It is convenient to represent these losses in terms of loss factor, $K$, times the velocity head:
$$H_f = K \frac{v^2}{g}$$
Most manufacturers include loss factors in their data sheets.
#### Loss Factor of Entry
![](./images/vimscrot-2022-03-08T10:01:31,557158164+00:00.png)
#### Loss Factor of Expansion
$$K = \left( \frac{A_2}{A_1} - 1\right)^2$$
This also tells us the loss factor on exit is basically 1.

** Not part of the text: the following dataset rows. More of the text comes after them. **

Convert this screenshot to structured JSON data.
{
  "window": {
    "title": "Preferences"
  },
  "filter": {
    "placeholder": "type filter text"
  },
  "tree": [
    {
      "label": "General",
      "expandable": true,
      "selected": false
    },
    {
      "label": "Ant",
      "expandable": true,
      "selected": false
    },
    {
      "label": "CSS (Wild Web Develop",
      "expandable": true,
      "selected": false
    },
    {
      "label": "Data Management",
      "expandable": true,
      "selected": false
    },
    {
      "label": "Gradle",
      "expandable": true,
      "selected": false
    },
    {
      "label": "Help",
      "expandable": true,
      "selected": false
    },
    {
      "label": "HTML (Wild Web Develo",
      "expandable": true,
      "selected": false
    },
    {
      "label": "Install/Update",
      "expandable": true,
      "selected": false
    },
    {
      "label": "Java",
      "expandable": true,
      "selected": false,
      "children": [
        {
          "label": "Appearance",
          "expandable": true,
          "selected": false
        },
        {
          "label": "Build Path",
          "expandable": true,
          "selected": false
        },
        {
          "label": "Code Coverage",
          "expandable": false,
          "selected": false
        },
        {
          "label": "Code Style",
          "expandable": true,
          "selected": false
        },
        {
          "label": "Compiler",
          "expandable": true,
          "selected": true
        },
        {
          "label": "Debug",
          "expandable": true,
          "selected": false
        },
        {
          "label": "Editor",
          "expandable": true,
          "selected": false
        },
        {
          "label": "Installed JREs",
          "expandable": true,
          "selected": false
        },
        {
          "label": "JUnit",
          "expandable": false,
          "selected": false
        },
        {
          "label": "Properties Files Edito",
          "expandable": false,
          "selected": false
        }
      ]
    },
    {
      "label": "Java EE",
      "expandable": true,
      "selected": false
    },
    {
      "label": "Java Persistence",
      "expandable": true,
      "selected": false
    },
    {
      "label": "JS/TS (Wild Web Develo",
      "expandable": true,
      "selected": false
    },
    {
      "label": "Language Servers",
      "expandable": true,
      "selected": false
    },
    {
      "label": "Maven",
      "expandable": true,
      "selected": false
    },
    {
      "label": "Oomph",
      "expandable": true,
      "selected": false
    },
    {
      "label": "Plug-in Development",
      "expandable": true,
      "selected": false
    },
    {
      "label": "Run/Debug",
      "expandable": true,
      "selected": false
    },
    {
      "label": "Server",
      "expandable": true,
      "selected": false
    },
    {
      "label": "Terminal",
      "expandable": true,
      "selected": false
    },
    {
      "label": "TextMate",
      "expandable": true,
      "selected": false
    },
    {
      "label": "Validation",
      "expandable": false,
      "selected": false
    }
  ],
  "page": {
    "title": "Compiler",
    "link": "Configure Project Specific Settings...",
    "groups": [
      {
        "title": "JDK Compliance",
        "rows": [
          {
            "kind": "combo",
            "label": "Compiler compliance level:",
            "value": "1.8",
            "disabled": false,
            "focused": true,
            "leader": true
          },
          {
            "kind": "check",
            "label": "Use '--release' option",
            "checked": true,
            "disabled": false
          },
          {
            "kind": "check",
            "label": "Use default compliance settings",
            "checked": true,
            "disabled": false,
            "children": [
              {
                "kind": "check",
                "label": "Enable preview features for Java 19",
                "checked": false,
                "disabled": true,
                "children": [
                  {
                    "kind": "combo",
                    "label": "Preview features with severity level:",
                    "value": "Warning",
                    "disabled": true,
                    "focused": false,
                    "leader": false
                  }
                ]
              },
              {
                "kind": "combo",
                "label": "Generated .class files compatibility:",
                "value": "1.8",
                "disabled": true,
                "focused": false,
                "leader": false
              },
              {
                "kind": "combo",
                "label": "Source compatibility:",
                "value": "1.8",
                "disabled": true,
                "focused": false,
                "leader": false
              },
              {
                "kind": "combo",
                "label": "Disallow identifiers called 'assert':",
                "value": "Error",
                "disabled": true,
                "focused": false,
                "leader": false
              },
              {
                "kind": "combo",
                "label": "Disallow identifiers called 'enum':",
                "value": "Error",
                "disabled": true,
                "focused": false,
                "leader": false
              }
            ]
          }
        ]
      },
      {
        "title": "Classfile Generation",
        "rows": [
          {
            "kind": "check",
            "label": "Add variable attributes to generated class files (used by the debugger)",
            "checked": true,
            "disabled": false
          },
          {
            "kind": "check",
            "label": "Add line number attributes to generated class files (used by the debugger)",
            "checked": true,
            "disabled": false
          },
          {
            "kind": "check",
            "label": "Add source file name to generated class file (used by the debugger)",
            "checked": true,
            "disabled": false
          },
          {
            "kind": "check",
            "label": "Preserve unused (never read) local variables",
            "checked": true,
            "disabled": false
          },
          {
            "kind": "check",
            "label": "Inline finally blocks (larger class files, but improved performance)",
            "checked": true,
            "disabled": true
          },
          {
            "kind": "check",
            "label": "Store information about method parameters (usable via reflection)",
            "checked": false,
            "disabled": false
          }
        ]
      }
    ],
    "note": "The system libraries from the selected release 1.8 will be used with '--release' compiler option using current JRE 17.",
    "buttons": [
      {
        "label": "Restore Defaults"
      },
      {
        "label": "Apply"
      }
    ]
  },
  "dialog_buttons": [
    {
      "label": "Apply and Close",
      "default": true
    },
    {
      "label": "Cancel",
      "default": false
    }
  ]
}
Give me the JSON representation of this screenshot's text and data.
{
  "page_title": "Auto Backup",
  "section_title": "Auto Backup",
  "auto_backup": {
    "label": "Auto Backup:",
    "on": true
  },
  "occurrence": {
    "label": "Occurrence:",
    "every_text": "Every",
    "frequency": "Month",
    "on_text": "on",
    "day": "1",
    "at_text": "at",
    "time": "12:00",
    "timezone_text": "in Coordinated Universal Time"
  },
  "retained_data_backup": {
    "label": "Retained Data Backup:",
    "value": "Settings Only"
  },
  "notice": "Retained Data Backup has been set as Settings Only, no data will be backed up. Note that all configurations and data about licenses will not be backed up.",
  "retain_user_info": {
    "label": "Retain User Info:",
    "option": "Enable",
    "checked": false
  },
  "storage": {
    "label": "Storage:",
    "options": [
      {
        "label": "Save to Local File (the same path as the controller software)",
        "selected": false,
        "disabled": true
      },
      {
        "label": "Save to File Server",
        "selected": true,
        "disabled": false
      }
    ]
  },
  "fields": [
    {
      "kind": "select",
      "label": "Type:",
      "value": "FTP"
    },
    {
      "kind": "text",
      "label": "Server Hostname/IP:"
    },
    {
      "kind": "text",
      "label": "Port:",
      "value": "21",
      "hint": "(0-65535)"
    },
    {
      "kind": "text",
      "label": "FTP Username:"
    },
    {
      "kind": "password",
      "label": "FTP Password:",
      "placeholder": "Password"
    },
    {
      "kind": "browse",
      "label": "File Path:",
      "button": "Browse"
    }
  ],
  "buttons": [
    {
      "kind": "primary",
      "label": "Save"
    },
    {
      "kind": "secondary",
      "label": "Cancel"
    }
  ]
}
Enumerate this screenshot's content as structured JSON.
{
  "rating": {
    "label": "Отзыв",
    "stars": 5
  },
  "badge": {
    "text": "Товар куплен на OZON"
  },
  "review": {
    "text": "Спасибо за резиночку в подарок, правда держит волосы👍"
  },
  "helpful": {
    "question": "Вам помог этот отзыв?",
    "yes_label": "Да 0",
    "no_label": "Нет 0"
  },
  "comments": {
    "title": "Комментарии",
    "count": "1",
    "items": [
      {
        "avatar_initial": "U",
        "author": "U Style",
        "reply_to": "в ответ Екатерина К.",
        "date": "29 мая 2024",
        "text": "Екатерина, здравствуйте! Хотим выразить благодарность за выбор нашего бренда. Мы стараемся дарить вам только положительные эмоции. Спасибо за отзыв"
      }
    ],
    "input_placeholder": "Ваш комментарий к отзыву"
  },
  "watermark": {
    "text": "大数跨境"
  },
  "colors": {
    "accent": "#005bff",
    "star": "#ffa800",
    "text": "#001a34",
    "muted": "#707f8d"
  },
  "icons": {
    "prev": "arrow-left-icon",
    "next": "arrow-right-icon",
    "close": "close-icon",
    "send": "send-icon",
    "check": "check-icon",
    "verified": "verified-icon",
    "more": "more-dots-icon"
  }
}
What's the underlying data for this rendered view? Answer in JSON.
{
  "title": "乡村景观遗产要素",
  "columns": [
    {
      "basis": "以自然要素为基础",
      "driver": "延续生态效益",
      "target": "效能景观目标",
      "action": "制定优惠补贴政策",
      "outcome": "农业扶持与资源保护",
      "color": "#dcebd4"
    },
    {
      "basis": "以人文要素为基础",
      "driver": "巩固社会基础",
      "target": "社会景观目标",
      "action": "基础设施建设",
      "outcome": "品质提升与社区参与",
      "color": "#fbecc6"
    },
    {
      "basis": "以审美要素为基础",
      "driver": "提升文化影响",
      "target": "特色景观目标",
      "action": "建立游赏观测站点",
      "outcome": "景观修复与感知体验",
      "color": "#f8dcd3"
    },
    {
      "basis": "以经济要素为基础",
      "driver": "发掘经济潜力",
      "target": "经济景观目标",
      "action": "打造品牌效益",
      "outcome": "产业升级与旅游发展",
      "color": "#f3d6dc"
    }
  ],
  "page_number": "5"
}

For conical expansions, $K ~ 0.08$ (15 degrees cone angle),
$K ~ 0.25$ (30 degrees).
For cones you use the inlet velocity.
#### Loss Factor of Contraction
$\frac{d_2}{d_1}$ | K
----------------- | ----
0 | 0.5
0.2 | 0.45
0.4 | 0.38
0.6 | 0.28
0.8 | 0.14
1.0 | 0
#### Loss Factor of Pipe Bends
On a sharp bend, $K ~ 0.9$.
On a bend with a radius, $K ~ 0.16-0.35$.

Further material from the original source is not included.